Hello to the ache which felt like it swallowed me whole.
WHEN THE TABLES TURN
We fought for her heart as if all of our lives depended on it. And five years into the war, this momma was depleted. At some point in that year, I became aware that I was resisting her gaze. The tables had turned. I didn’t want to give her another opportunity to sear my heart with her gaze. As much as I willed myself to look into her eyes, something in me resisted the possible connection this would bring. I didn’t want the withness this might bring. How fierce are the ways of the disordered soul.
As I shared my battle with my spiritual director, she suggested, “Why don’t you experiment with a spiritual practice of seeing her face as an icon into the face of God.” Not in a million years would I have come up with this creative practice. When I’m stuck in my story, I lack the creativity to see outside of my story and am grateful for people in my life who love me enough to stir up the image of God in me when I’m suppressing it. As I drove home, I was grateful for the invitation to walk through the side door of my resistant will and wondered what I would find in my daughter’s gaze. A shift was already happening within me.

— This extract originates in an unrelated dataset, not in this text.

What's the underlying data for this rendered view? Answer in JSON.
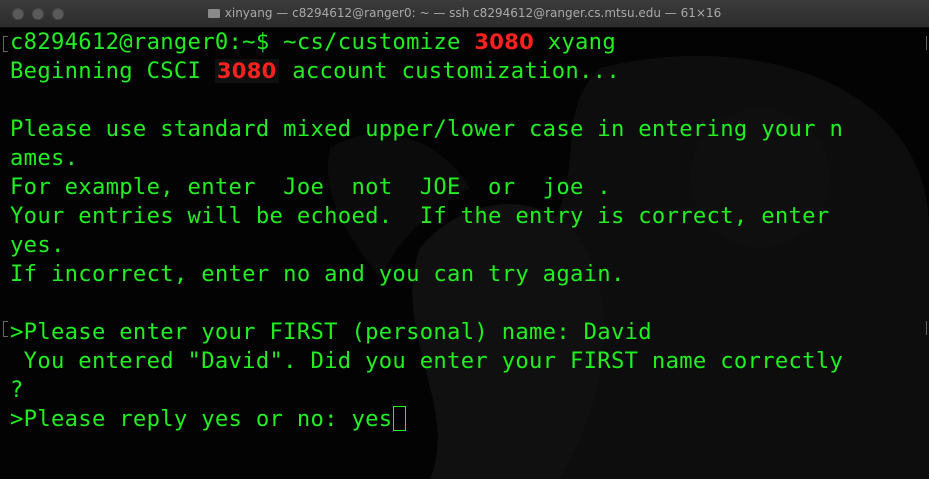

Curiosity replaced my resistance almost immediately. The next time I encountered her, I found myself gazing into her eyes and exploring her face to see what she would image to me of our God. To my surprise, the anger and contempt present for so many, long years was replaced with delight and joy. I found myself lingering in her gaze and delighting in her face. Over the next several months as I beheld her gaze, I began to delight in her and see her more through what I imagined could be the eyes of God. And my heart began to shift. My heart began to rest a bit. My heart began to heal.
Over the past three years, as I’ve continued this practice with so many people in my life, it is an invitation from God to be with rather than over or under another. I’ve grown acutely aware of the feelings within me that trigger resistance to another. This practice has given me the grace to do what my will resists. It seems this is a taste of what it means to grow in grace and understanding of our Master and Savior, Jesus Christ. (2 Peter 3:18).
Are you aware of resistance in you toward meeting another’s gaze? Perhaps there is someone whose face you might explore as an icon into the face of God.